Bedürfnisse von Kindern und Jugendlichen
wertschätzen und ernstnehmen!

Bildung fängt in der Kita an. Unsere Aufgabe ist es, alles kommunalpolitisch
Mögliche zu tun, um die Stabilität und Qualität der Kinderbetreuung zu sichern
und auszubauen. Dabei regeln wir die Beiträge und Finanzierung neu, um Eltern
weiterhin zu entlasten. Zentral ist für uns die Gestaltung sicherer Schulwege, vor allem für
Grundschulkinder. Dazu müssen kommunale Schulwegpläne überarbeitet werden und
Elterntaxen verringert werden. Darüber hinaus wollen wir Schulen sichtbarer im
Straßenbild machen durch Gestaltungselemente, die wir gemeinsam mit den Kindern
und Jugendlichen gestalten wollen. Sichere und kinderfreundliche Wege wollen wir auch rund um Spielplätze ausweiten
und Schulhöfe als Spielorte öffnen, so dass sich Kinder auch in der Freizeit
eigenständig im Quartier bewegen können. Die Beteiligung von jungen
Bielefelder*innen wollen wir mit dem Kinder- und Jugendparlament deutlich
verstärken und in 2023 an den Start bringen!

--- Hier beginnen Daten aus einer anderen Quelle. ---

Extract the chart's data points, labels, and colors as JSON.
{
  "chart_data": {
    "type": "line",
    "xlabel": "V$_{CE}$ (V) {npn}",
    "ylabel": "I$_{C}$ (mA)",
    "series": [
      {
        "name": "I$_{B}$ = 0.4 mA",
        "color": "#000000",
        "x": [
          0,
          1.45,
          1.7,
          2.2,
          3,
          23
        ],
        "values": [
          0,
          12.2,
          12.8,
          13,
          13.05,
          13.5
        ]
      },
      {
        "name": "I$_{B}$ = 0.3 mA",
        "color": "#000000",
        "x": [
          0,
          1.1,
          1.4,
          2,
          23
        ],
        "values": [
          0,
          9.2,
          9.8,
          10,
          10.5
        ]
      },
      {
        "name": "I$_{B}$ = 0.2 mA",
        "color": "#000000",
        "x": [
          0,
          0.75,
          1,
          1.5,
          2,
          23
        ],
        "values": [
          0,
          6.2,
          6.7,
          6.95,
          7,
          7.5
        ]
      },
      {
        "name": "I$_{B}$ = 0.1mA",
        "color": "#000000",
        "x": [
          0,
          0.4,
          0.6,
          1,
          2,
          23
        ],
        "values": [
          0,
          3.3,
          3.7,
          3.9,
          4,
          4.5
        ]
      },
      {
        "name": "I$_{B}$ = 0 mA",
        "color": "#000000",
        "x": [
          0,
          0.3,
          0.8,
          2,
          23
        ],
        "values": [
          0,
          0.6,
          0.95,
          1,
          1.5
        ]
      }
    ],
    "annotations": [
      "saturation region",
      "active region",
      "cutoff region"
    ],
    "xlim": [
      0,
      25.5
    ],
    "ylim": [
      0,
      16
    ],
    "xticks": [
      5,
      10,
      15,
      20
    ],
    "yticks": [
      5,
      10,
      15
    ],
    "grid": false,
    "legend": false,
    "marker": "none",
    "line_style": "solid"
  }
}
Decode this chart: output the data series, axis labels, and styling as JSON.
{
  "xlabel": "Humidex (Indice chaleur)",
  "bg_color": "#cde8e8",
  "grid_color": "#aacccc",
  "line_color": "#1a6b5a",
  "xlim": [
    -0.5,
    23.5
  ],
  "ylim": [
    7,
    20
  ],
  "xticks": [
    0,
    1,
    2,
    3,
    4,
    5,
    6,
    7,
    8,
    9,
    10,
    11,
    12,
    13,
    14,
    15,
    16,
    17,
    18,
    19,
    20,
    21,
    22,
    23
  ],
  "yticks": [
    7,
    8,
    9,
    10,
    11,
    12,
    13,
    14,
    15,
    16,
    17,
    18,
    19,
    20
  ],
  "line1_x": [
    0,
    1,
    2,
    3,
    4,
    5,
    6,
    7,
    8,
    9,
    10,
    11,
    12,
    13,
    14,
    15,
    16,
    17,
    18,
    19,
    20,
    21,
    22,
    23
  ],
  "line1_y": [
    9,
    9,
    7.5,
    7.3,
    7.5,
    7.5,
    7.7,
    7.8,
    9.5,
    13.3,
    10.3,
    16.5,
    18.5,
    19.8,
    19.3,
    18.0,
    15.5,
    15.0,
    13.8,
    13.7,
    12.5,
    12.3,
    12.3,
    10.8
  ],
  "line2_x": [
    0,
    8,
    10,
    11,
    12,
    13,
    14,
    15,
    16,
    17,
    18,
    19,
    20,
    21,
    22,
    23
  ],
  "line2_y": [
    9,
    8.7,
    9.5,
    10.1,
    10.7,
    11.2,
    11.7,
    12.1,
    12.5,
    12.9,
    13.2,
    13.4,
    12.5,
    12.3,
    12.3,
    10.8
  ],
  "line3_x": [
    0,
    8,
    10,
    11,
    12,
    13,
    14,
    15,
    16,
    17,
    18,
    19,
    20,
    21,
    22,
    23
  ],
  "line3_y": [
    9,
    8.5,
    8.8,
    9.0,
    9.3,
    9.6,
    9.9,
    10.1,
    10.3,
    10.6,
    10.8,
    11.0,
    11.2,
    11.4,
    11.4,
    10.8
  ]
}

Fachkräfte für Bielefeld ausbilden und gewinnen!

Wir wollen den Fachkräftemangel bekämpfen, indem wir Ausbildungsstellen
attraktiver machen, Berufskollegs sichern und ausbauen sowie nach kommunalen
Möglichkeiten suchen, bestehende Fachkräfte zu entlasten, um die Arbeitsplätze
zu sichern. Für Azubis soll es Plätze in Wohnheimen geben. Im Pflegesektor soll
der Mensch im Mittelpunkt stehen, weswegen wir das etablierte Bielefelder Modell
in Zusammenarbeit mit allen beteiligten Akteur*innen unbedingt erhalten wollen.

Bielefeld für alle gestalten!

Das Zusammenleben in der Stadtgesellschaft ist so vielfältig wie die
Bewohner*innen selbst. Wir setzen uns für eine feministische Stadtentwicklung
ein. Wir wollen mit dem Hitzeaktionsplan grüne und schattige Orte vom Kesselbrink bis
zur Hauptstraße in Brackwede über das gesamte Stadtgebiet schaffen. Mit neuen
Begegnungsbänken für jeden Bezirk können Ruhezonen und Kommunikation den
Zusammenhalt von Jung und Alt stärken. Orte für Austausch und Kreativität sind dabei besonders wichtig, weswegen wir
das Kulturhaus Ostblock unbedingt erhalten und eine langfristige Perspektive
bieten wollen. Wir setzen uns für die externe Erstellung eines Gesamtkonzeptes „Öffentliche
Toiletten“ in Bielefeld ein. Dabei sollen in allen Zentren der Bezirke,
Endhaltestellen, Umsteigeplätzen und Plätzen mit besonderer Aufenthaltsqualität
sowie flächendeckend in der Innenstadt Toiletten bedarfsgerecht und barrierefrei
neu errichtet beziehungsweise im Bestand ertüchtigt werden. Wir wollen
mindestens 25 zusätzliche (mobile) Toiletten. Toiletten sind essenzieller
Bestandteil für die Infrastruktur einer Stadt, um insbesondere ältere Menschen,
Familien und Erkrankte teilhaben zu lassen. Dort soll zudem ein kostenloser
Zugang zu Menstruationsartikeln gesichert werden.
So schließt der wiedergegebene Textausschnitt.